Iba por el camino de “La Erica ”, cargado con la leche, y venía detrás de mí ladrándome, así que al echar a correr y saltar la acequia noté que me enganchó. Me fui llorando y sangrando a casa de mi madre y ella me llevó al médico, que me mandó a Alicante con las monjas.
-¿Qué quieres decir con que te mandó a Alicante?
-El perro podía tener la rabia, así que me enviaron al Hospital Provincial. Allí estuve cuarenta días con las monjas, que me dejaban correr por los pasillos y comer lo que quisiera…me hubiese quedado con el alma y la vida, pero no pudo ser.
No papá, no podías quedarte para siempre en un hospital.
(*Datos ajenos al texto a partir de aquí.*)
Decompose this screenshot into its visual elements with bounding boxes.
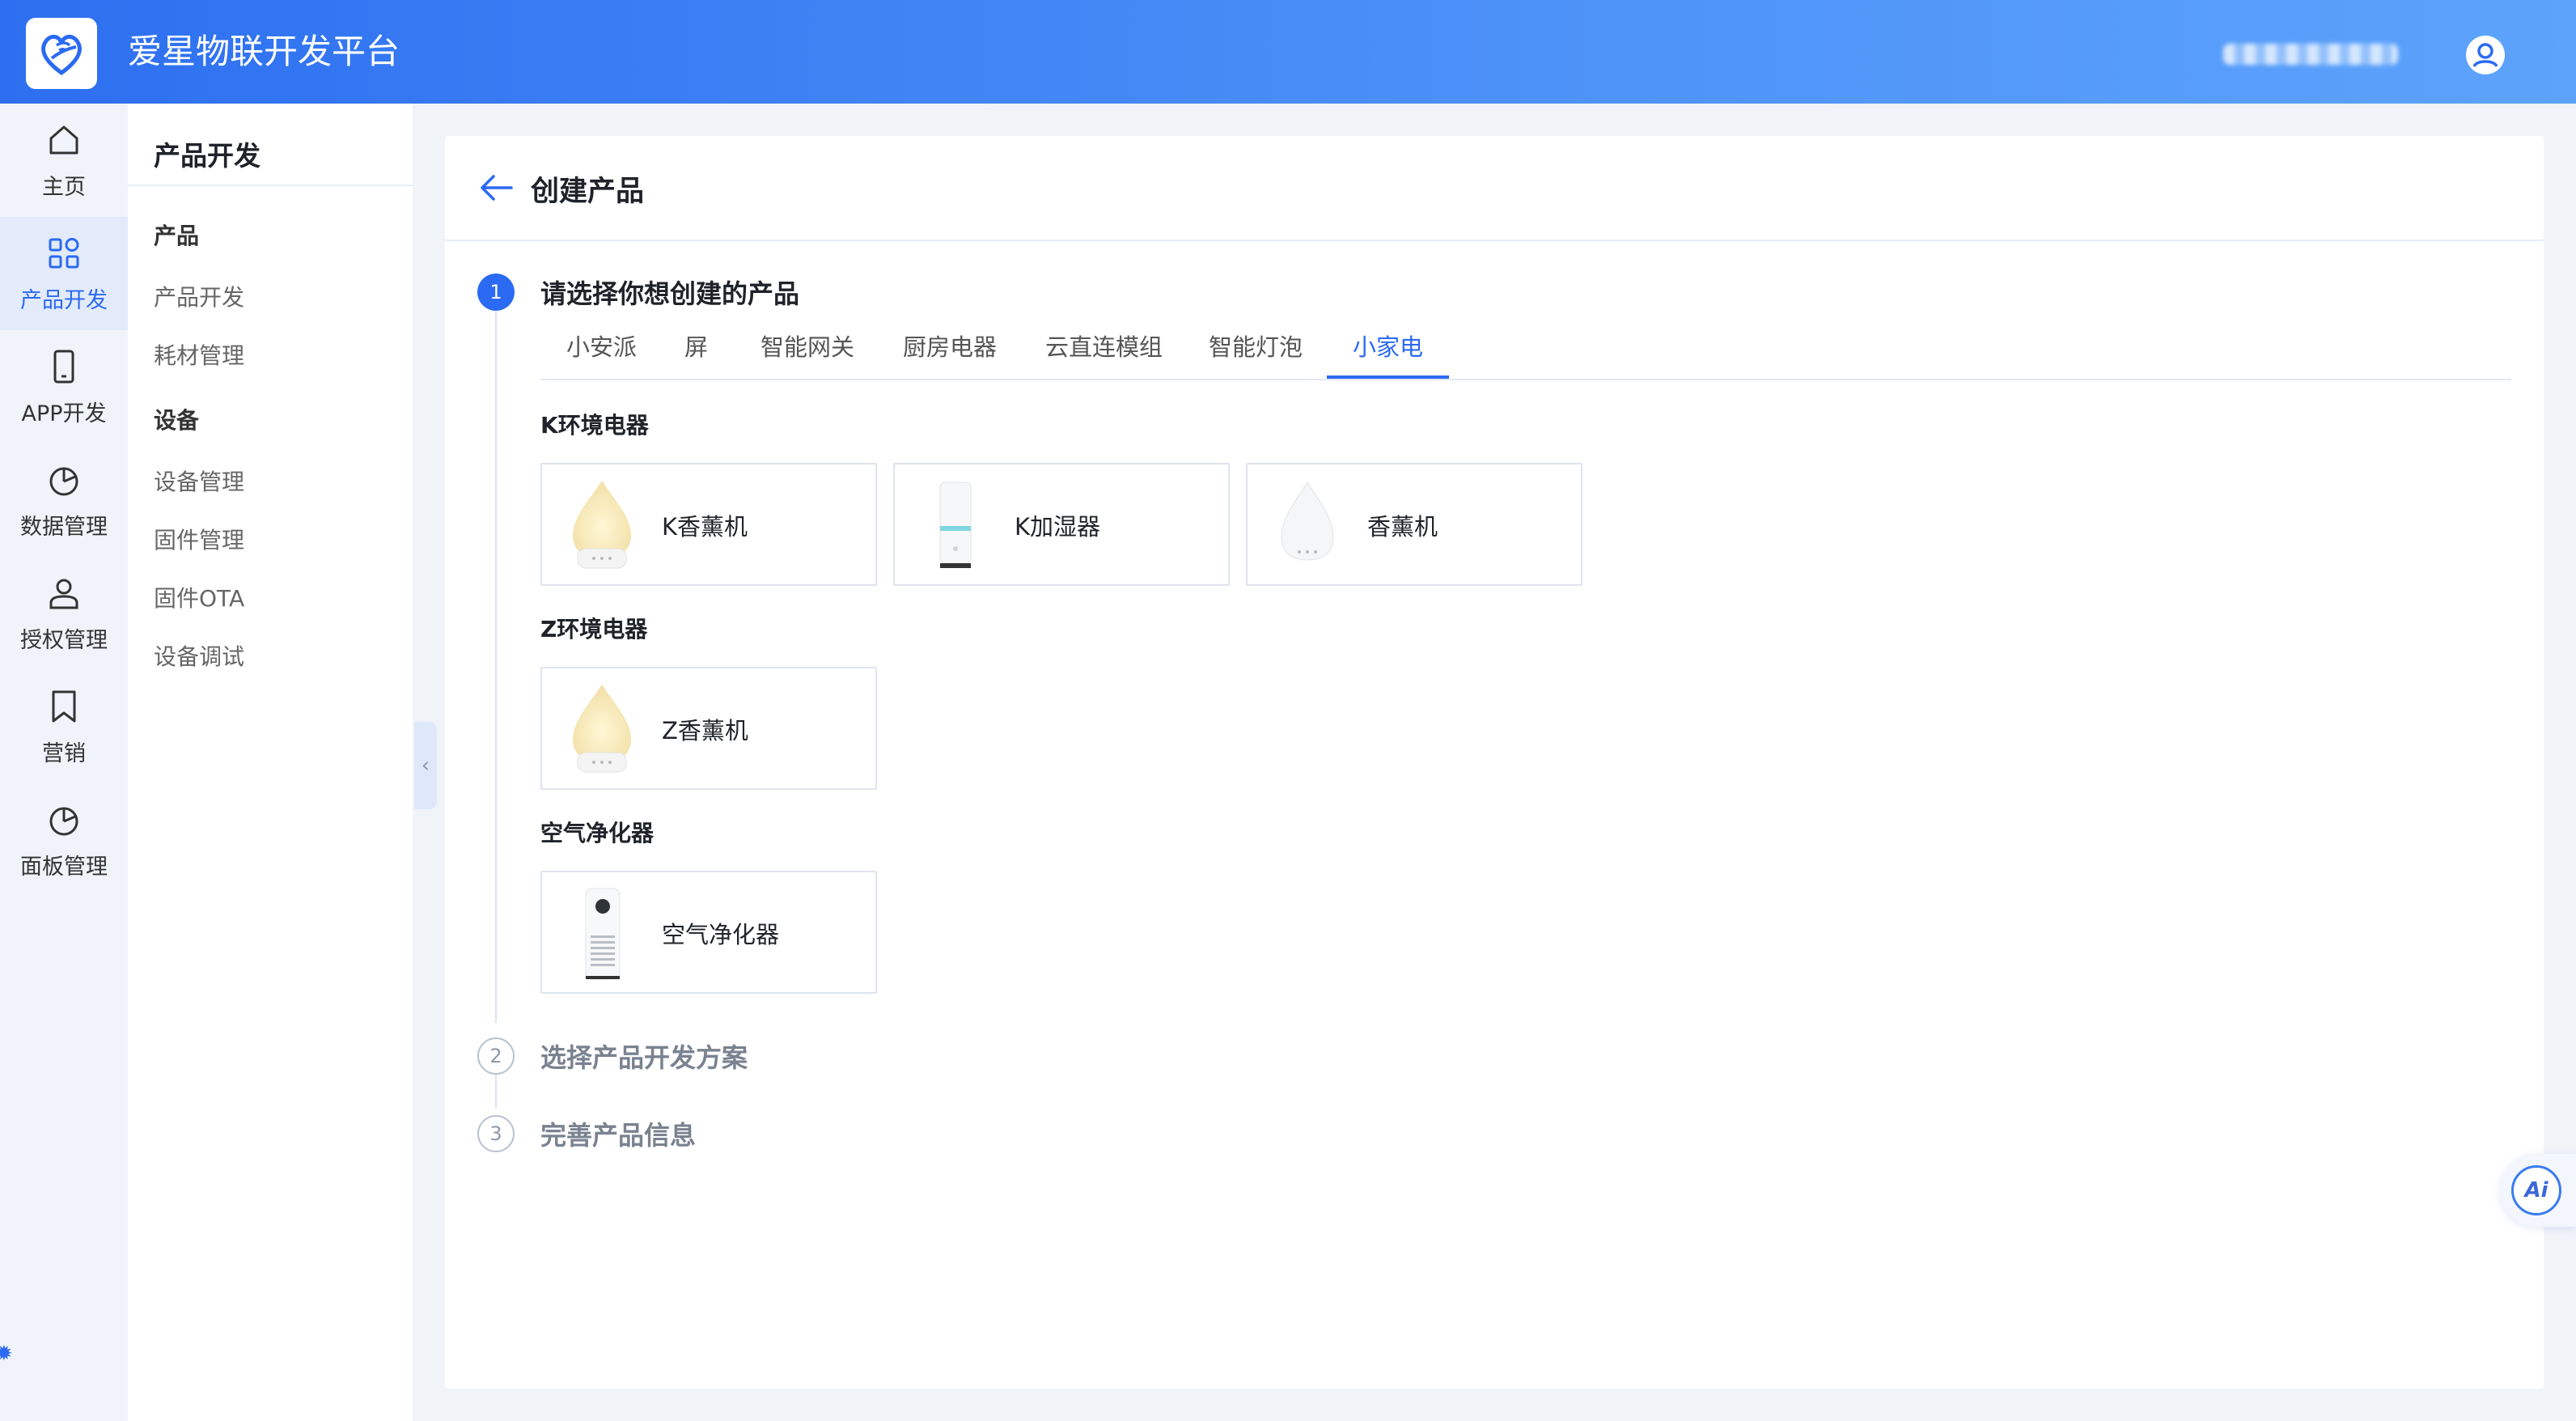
ai-assistant-button[interactable]: Ai [2500, 1154, 2576, 1227]
product-label: 香薰机 [1367, 513, 1438, 541]
user-name-blurred[interactable] [2223, 44, 2398, 65]
aroma-diffuser-icon [1281, 481, 1334, 561]
product-card-aroma[interactable]: 香薰机 [1246, 463, 1582, 586]
humidifier-icon [939, 481, 972, 568]
product-card-z-aroma[interactable]: Z香薰机 [540, 667, 877, 790]
nav-item-home[interactable]: 主页 [0, 104, 128, 217]
tab-cloud-module[interactable]: 云直连模组 [1045, 329, 1163, 379]
category-title: K环境电器 [540, 412, 649, 439]
nav-item-product-dev[interactable]: 产品开发 [0, 217, 128, 330]
nav-label: APP开发 [21, 401, 107, 426]
nav-item-marketing[interactable]: 营销 [0, 670, 128, 783]
top-header: 爱星物联开发平台 [0, 0, 2576, 104]
nav-item-data[interactable]: 数据管理 [0, 443, 128, 557]
product-card-k-aroma[interactable]: K香薰机 [540, 463, 877, 586]
aroma-diffuser-icon [573, 685, 631, 773]
category-title: Z环境电器 [540, 616, 648, 643]
aroma-diffuser-icon [573, 481, 631, 569]
nav-label: 面板管理 [20, 854, 108, 880]
nav-label: 授权管理 [20, 627, 108, 653]
tab-smart-bulb[interactable]: 智能灯泡 [1209, 329, 1303, 379]
product-card-air-purifier[interactable]: 空气净化器 [540, 871, 877, 994]
product-label: K香薰机 [662, 513, 748, 541]
nav-label: 数据管理 [20, 514, 108, 540]
grid-icon [49, 237, 79, 268]
step-2-title: 选择产品开发方案 [540, 1042, 748, 1073]
nav-item-app-dev[interactable]: APP开发 [0, 330, 128, 443]
tab-smart-gateway[interactable]: 智能网关 [761, 329, 854, 379]
product-label: Z香薰机 [662, 717, 748, 744]
pie-chart-icon [49, 467, 78, 495]
product-card-k-humidifier[interactable]: K加湿器 [893, 463, 1230, 586]
bookmark-icon [52, 690, 76, 722]
step-2-indicator: 2 [477, 1037, 515, 1075]
sidebar-group-product: 产品 [154, 223, 200, 249]
user-avatar-icon[interactable] [2464, 34, 2506, 76]
phone-icon [53, 350, 74, 383]
user-icon [49, 579, 78, 609]
sidebar-link-device-mgmt[interactable]: 设备管理 [154, 464, 244, 497]
step-connector [495, 1075, 497, 1109]
heart-logo-icon [41, 35, 82, 76]
tab-xiaoanpai[interactable]: 小安派 [566, 329, 637, 379]
step-1-indicator: 1 [477, 274, 515, 311]
ai-icon: Ai [2511, 1165, 2561, 1215]
nav-label: 主页 [42, 174, 86, 200]
sidebar-title: 产品开发 [154, 140, 261, 172]
sidebar-link-consumables[interactable]: 耗材管理 [154, 338, 244, 371]
nav-item-panel[interactable]: 面板管理 [0, 783, 128, 897]
step-3-indicator: 3 [477, 1115, 515, 1152]
air-purifier-icon [585, 888, 621, 980]
back-arrow-icon[interactable] [477, 172, 515, 204]
tab-kitchen[interactable]: 厨房电器 [903, 329, 997, 379]
theme-toggle-icon[interactable]: ✹ [0, 1342, 13, 1366]
icon-nav: 主页 产品开发 APP开发 数据管理 授权管理 营销 面板管理 ✹ [0, 104, 128, 1421]
panel-header: 创建产品 [445, 136, 2544, 241]
step-connector [495, 311, 497, 1023]
sidebar-collapse-button[interactable]: ‹ [414, 722, 437, 809]
tab-screen[interactable]: 屏 [684, 329, 708, 379]
pie-chart-icon [49, 807, 78, 835]
app-title: 爱星物联开发平台 [128, 32, 400, 71]
home-icon [49, 125, 78, 154]
tab-small-appliance[interactable]: 小家电 [1327, 329, 1450, 379]
product-label: K加湿器 [1015, 513, 1101, 541]
chevron-left-icon: ‹ [421, 753, 430, 778]
step-3-title: 完善产品信息 [540, 1120, 697, 1151]
sidebar-divider [128, 185, 413, 186]
page-title: 创建产品 [531, 176, 645, 208]
sidebar-link-firmware[interactable]: 固件管理 [154, 523, 244, 555]
nav-label: 产品开发 [20, 287, 108, 313]
secondary-sidebar: 产品开发 产品 产品开发 耗材管理 设备 设备管理 固件管理 固件OTA 设备调… [128, 104, 413, 1421]
sidebar-link-firmware-ota[interactable]: 固件OTA [154, 581, 244, 613]
app-logo[interactable] [26, 18, 97, 89]
sidebar-link-product-dev[interactable]: 产品开发 [154, 280, 244, 312]
nav-item-auth[interactable]: 授权管理 [0, 557, 128, 670]
category-tabs: 小安派 屏 智能网关 厨房电器 云直连模组 智能灯泡 小家电 [540, 316, 2511, 380]
product-label: 空气净化器 [662, 921, 780, 948]
sidebar-group-device: 设备 [154, 407, 200, 434]
nav-label: 营销 [42, 740, 86, 766]
sidebar-link-device-debug[interactable]: 设备调试 [154, 639, 244, 672]
step-1-title: 请选择你想创建的产品 [540, 278, 800, 309]
category-title: 空气净化器 [540, 820, 655, 846]
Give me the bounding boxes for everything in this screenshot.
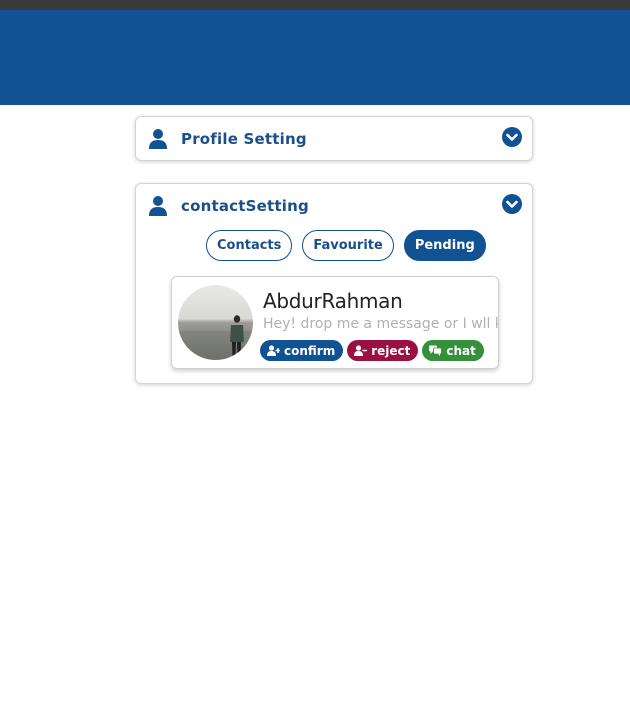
profile-setting-title: Profile Setting (181, 130, 307, 148)
user-minus-icon (354, 345, 368, 356)
user-plus-icon (267, 345, 280, 356)
contact-message: Hey! drop me a message or I wll keep wai… (263, 316, 498, 332)
chat-bubbles-icon (429, 345, 443, 356)
user-icon (149, 196, 167, 216)
contact-actions: confirm reject chat (260, 340, 484, 361)
window-top-strip (0, 0, 630, 10)
contact-name: AbdurRahman (263, 289, 403, 313)
reject-label: reject (371, 343, 411, 358)
contact-setting-header[interactable]: contactSetting (148, 195, 309, 217)
chat-button[interactable]: chat (422, 340, 484, 361)
reject-button[interactable]: reject (347, 340, 419, 361)
chevron-down-circle-icon[interactable] (502, 194, 522, 214)
tab-pending[interactable]: Pending (403, 230, 486, 261)
profile-setting-header[interactable]: Profile Setting (148, 128, 307, 150)
profile-setting-panel[interactable]: Profile Setting (135, 116, 533, 161)
confirm-label: confirm (284, 343, 336, 358)
user-icon (149, 129, 167, 149)
tab-contacts[interactable]: Contacts (206, 230, 293, 261)
contact-setting-title: contactSetting (181, 197, 309, 215)
confirm-button[interactable]: confirm (260, 340, 344, 361)
tab-favourite[interactable]: Favourite (302, 230, 394, 261)
app-header-bar (0, 10, 630, 105)
pending-contact-card: AbdurRahman Hey! drop me a message or I … (171, 276, 499, 369)
chevron-down-circle-icon[interactable] (502, 127, 522, 147)
avatar (178, 285, 253, 360)
chat-label: chat (446, 343, 476, 358)
contact-tabs: Contacts Favourite Pending (206, 230, 486, 261)
contact-setting-panel: contactSetting Contacts Favourite Pendin… (135, 183, 533, 384)
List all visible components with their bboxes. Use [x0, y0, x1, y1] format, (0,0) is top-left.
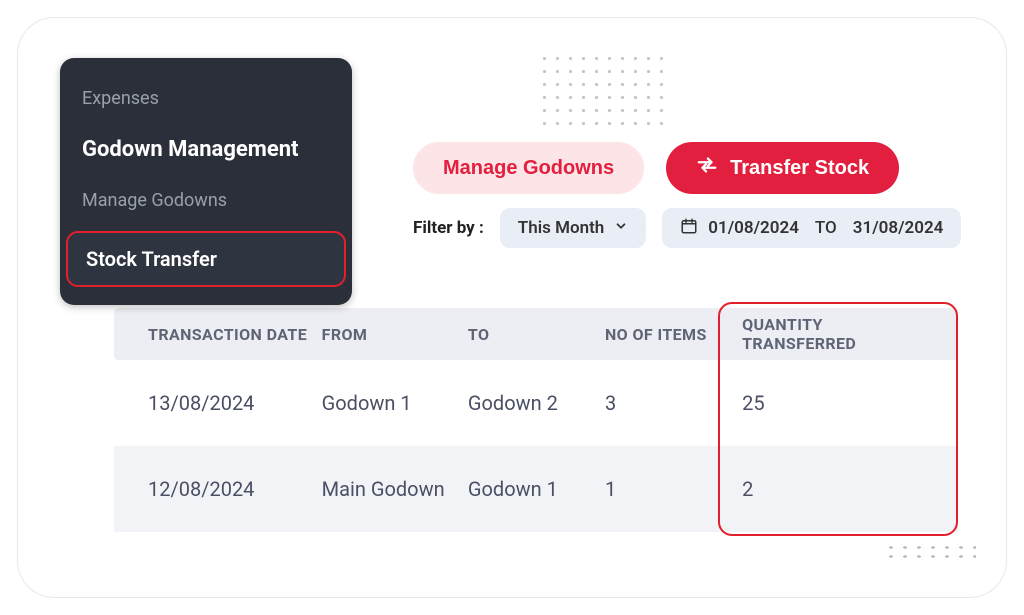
cell-items: 1: [605, 477, 742, 501]
button-label: Transfer Stock: [730, 157, 869, 180]
sidebar-item-godown-management[interactable]: Godown Management: [60, 121, 352, 178]
cell-qty: 2: [742, 477, 934, 501]
cell-date: 12/08/2024: [148, 477, 322, 501]
cell-to: Godown 2: [468, 391, 605, 415]
table-header: TRANSACTION DATE FROM TO NO OF ITEMS QUA…: [114, 308, 958, 360]
sidebar: Expenses Godown Management Manage Godown…: [60, 58, 352, 305]
cell-to: Godown 1: [468, 477, 605, 501]
filter-row: Filter by : This Month 01/08/2024 TO 31/…: [413, 208, 961, 248]
sidebar-item-expenses[interactable]: Expenses: [60, 76, 352, 121]
table-row[interactable]: 12/08/2024 Main Godown Godown 1 1 2: [114, 446, 958, 532]
th-quantity-transferred: QUANTITY TRANSFERRED: [742, 315, 934, 353]
transfers-table: TRANSACTION DATE FROM TO NO OF ITEMS QUA…: [114, 308, 958, 532]
filter-period-value: This Month: [518, 218, 605, 238]
cell-from: Main Godown: [322, 477, 468, 501]
cell-items: 3: [605, 391, 742, 415]
app-card: Expenses Godown Management Manage Godown…: [18, 18, 1006, 597]
filter-date-to: 31/08/2024: [853, 218, 944, 238]
calendar-icon: [680, 217, 698, 240]
toolbar: Manage Godowns Transfer Stock: [413, 142, 899, 194]
th-from: FROM: [322, 325, 468, 344]
cell-from: Godown 1: [322, 391, 468, 415]
cell-date: 13/08/2024: [148, 391, 322, 415]
th-to: TO: [468, 325, 605, 344]
decorative-dots-top: [538, 52, 668, 130]
swap-icon: [696, 154, 718, 182]
manage-godowns-button[interactable]: Manage Godowns: [413, 142, 644, 194]
chevron-down-icon: [614, 218, 628, 238]
cell-qty: 25: [742, 391, 934, 415]
th-no-of-items: NO OF ITEMS: [605, 325, 742, 344]
filter-date-sep: TO: [815, 218, 837, 238]
transfer-stock-button[interactable]: Transfer Stock: [666, 142, 899, 194]
sidebar-item-stock-transfer[interactable]: Stock Transfer: [66, 231, 346, 287]
button-label: Manage Godowns: [443, 157, 614, 180]
filter-date-range[interactable]: 01/08/2024 TO 31/08/2024: [662, 208, 961, 248]
filter-label: Filter by :: [413, 218, 484, 238]
sidebar-item-label: Manage Godowns: [82, 190, 227, 211]
filter-period-dropdown[interactable]: This Month: [500, 208, 647, 248]
filter-date-from: 01/08/2024: [708, 218, 799, 238]
sidebar-item-manage-godowns[interactable]: Manage Godowns: [60, 178, 352, 223]
sidebar-item-label: Expenses: [82, 88, 159, 109]
th-transaction-date: TRANSACTION DATE: [148, 325, 322, 344]
table-row[interactable]: 13/08/2024 Godown 1 Godown 2 3 25: [114, 360, 958, 446]
sidebar-item-label: Godown Management: [82, 137, 298, 162]
decorative-dots-bottom: [884, 543, 976, 561]
sidebar-item-label: Stock Transfer: [86, 247, 217, 271]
Tenías que crecer, casarte, tener hijos, enviudar y envejecer.
Ese el orden establecido y natural.
Es un lento proceso que apenas se nota, una suave e invisible transición a la vejez; es solo que un día, de buenas a primeras, descubres que ya no van renovarte el carnet de conducir, que tus propios hijos acaban por quitarte la bicicleta, y de verte acompañado al médico, a la farmacia, a tu querido Paseo….es hora de bajar la cabeza y susurrar “lo que mis hijos digan…”.
De aquel hombre autoritario, lleno de energía y disciplina, el mismo que nos despertaba con su frase favorita “de noche lobos y de día perros”, queda una mirada triste e indefensa, exactamente igual a la de un niño que tiene miedo a la oscuridad, siempre temeroso a acostarse por si ya no despierta.
Hoy toca estar contigo, compartir y poner buena cara a tus historias y manías, dejarte bien claro que te vamos a acompañar hasta lo inevitable, tu mayor miedo, la muerte, y que en ningún caso te va sorprender estando solo.
Por mi parte, ya he asumido que todo hijo acaba siendo padre de su padre, una última oportunidad que la vida nos da para despedirnos un poco cada día.